EFFECT OF THE INVENTION LiCoO ₂ type crystal phase (A) and LiNi
Since a specific transition metal composite oxide having an electrochemically stable crystal structure composed of a composite structure with the O ₂ type crystal phase (B) is used as a positive electrode active material, it is possible to reduce the amount of lithium ion during charge / discharge cycles. The collapse of the crystal structure of the positive electrode active material due to occlusion and release is unlikely to occur, and therefore the cycle characteristics are excellent.

[Brief description of drawings]

FIG. 1 is a cross-sectional view of a battery of the present invention (flat battery) manufactured in an example.

FIG. 2 is an X-ray diffraction pattern of the positive electrode active material used for producing the battery of the present invention.

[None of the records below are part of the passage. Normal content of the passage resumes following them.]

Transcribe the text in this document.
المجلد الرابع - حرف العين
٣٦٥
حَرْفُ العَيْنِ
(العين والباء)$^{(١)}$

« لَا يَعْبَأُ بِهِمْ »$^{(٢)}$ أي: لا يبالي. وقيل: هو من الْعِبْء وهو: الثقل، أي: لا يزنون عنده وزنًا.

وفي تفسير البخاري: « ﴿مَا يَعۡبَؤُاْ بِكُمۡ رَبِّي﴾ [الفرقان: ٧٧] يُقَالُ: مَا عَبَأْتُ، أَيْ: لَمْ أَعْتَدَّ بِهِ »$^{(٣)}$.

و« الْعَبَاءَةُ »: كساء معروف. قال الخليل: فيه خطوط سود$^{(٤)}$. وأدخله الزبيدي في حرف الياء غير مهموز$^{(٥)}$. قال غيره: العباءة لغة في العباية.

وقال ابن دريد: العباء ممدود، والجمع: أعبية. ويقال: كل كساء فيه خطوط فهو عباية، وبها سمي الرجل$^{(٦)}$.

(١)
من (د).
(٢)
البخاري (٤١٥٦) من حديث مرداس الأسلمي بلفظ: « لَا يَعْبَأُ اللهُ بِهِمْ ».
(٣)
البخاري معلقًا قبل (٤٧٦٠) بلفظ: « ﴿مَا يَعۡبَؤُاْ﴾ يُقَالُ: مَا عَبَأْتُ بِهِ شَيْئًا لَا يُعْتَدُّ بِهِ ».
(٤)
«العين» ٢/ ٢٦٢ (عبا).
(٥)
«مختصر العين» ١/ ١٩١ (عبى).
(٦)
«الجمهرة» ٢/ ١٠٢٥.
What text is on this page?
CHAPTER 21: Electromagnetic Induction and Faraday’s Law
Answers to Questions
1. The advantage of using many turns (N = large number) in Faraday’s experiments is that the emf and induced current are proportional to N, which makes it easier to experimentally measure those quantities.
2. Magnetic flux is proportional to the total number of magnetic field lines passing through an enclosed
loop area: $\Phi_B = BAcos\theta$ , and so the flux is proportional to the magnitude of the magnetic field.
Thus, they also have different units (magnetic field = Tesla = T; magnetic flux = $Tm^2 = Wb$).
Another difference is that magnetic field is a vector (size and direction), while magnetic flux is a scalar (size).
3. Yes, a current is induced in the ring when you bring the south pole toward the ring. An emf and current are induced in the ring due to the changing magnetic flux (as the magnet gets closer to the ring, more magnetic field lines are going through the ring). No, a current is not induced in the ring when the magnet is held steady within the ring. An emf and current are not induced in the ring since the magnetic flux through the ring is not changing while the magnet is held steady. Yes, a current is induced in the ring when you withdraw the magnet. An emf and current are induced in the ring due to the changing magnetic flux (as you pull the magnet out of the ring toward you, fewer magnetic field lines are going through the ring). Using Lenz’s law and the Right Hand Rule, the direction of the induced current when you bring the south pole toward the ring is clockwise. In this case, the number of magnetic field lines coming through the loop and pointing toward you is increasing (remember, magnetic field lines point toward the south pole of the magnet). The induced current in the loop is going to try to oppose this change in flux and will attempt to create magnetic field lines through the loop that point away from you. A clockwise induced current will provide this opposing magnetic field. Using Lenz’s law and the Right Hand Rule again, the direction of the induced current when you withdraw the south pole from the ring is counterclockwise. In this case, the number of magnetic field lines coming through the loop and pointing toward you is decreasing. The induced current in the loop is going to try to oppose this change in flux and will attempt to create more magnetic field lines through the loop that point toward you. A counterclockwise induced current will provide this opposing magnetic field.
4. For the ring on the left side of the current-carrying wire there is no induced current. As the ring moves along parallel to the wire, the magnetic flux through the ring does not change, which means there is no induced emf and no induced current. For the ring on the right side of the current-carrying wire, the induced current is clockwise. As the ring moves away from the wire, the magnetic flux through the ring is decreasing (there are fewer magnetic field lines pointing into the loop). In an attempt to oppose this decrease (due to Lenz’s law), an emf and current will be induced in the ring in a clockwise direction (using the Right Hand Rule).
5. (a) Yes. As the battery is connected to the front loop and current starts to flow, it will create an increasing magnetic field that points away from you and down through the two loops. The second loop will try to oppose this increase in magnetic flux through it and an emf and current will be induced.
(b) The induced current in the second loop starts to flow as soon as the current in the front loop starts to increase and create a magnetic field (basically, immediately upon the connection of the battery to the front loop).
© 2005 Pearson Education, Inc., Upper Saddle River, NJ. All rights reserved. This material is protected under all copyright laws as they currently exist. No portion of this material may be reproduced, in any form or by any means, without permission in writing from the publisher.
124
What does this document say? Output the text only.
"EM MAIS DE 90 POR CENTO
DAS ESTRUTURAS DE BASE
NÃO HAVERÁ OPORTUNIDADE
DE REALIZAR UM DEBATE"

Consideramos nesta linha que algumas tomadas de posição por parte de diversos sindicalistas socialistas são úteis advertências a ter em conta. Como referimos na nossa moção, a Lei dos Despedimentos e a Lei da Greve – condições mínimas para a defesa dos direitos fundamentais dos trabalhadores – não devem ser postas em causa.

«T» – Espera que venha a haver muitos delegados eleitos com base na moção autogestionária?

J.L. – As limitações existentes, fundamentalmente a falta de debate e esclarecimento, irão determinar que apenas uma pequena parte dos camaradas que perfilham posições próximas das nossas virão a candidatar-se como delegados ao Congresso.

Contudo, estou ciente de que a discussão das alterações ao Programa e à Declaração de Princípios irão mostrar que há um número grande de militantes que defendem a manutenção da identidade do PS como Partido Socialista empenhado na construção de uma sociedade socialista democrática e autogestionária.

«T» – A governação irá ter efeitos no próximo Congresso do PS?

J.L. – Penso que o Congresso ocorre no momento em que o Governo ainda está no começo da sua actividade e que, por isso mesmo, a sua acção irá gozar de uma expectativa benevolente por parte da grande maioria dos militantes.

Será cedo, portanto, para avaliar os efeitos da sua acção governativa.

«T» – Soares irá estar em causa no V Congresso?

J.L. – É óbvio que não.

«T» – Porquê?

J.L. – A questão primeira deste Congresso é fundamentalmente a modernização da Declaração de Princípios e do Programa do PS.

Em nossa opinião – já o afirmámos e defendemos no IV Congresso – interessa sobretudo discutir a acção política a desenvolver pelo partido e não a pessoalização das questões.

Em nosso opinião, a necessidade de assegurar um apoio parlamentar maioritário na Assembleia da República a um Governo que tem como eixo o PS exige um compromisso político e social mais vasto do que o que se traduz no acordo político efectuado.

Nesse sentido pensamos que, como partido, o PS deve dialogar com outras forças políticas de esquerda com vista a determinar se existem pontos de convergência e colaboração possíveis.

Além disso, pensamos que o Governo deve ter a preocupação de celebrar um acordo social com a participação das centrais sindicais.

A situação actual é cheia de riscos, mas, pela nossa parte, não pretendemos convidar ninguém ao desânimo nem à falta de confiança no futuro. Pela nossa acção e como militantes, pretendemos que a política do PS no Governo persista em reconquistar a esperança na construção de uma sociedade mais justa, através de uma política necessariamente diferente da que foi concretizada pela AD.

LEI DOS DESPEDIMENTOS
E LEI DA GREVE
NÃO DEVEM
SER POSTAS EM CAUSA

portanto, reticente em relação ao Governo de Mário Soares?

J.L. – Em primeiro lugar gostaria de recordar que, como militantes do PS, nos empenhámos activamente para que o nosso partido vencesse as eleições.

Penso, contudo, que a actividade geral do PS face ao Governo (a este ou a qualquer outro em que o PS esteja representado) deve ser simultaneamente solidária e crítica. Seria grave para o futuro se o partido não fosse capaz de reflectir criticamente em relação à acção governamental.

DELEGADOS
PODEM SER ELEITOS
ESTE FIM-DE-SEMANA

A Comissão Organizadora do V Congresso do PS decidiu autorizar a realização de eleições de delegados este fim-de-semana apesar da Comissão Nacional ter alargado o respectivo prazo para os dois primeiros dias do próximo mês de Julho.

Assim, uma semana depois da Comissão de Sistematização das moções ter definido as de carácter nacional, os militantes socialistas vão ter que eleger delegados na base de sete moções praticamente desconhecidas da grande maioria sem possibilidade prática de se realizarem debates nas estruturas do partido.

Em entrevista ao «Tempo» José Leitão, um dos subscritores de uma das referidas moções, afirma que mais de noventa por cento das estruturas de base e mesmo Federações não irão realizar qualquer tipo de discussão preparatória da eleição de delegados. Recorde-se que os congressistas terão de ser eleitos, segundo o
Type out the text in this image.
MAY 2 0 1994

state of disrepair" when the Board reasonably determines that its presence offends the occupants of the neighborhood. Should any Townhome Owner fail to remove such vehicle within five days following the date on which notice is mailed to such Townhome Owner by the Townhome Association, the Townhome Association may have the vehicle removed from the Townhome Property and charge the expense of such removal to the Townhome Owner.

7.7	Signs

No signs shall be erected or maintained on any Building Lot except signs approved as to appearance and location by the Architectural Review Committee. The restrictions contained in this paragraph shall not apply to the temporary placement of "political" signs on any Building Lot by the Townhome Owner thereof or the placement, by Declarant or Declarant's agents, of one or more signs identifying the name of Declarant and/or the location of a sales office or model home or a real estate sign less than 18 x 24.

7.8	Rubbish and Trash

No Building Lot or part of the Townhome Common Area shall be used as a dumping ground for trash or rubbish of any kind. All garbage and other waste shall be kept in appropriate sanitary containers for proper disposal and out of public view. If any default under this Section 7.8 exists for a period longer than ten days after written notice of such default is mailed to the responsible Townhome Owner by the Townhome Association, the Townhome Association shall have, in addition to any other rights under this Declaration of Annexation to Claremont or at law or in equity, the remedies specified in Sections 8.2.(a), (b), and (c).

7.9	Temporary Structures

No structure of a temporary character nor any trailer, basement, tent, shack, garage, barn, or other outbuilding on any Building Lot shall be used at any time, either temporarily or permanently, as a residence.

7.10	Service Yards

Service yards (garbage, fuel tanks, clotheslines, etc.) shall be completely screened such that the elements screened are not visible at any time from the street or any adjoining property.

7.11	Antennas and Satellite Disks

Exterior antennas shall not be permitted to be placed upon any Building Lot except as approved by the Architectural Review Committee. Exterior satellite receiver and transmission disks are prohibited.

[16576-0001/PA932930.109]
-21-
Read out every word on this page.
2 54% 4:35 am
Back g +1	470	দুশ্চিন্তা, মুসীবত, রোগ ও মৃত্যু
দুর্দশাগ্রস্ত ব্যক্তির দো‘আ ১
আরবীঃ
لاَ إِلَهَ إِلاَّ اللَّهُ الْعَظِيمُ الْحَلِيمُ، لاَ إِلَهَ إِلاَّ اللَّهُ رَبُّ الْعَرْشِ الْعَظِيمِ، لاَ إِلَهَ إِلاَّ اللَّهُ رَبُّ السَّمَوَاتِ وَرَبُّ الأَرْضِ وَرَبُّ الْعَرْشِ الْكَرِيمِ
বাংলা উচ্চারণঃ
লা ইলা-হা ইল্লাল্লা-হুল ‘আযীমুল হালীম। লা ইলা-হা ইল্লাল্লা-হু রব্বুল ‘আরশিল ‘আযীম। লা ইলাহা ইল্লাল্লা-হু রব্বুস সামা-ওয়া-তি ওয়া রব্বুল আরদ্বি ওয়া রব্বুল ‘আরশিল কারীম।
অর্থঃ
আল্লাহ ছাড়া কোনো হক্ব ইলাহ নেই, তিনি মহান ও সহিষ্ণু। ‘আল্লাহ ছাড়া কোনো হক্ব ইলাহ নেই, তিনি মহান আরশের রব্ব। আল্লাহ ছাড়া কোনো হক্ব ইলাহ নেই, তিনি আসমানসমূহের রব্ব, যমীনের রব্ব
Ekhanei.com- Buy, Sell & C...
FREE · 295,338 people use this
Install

FIG. 3 is an X-ray diffraction pattern of a positive electrode active material used for manufacturing a comparative battery.

[Explanation of symbols]

 BA1 Inventive battery 1 Positive electrode 2 Negative electrode 3 Separator

 ─────────────────────────────────────────────────── ─── Continuation of the front page (72) Inventor Yoshihiro Koji 2-5-5 Keihan Hondori, Moriguchi City, Osaka Sanyo Electric Co., Ltd. (72) Koji Nishio 2-5 Keihanhondori, Moriguchi City, Osaka Prefecture No. 5 Sanyo Electric Co., Ltd. (72) Inventor Toshihiko Saito 2-5-5 Keihan Hondori, Moriguchi City, Osaka Sanyo Electric Co., Ltd.

Claims (1)

[Claims] 1. A composition formula Li _x Ni _1-y M _y O _z (however, 0
<X <1.3, 0.02 ≦ y ≦ 0.98, 1.8 <z <
2.2 and M are Co or two or more kinds of transition elements mainly composed of Co. ) A non-aqueous electrolyte comprising a positive electrode having a transition metal composite oxide represented by the formula (4) as a positive electrode active material, a negative electrode having a material capable of inserting and extracting metal lithium or lithium ions as a negative electrode material, and a non-aqueous electrolyte. In the electrolyte secondary battery, the transition metal complex oxide has a lattice constant a of 2.818 to 2.878 when calculated as a hexagonal crystal,
Further, the LiCoO ₂ type crystal phase (A) having a lattice constant c of 14.047 to 14.184 and the lattice constant a of 2.818 to 2.878 when calculated as a hexagonal crystal,
A non-aqueous electrolyte secondary battery having a composite structure with a LiNiO ₂ type crystal phase (B) having a lattice constant c of 14.047 to 14.184.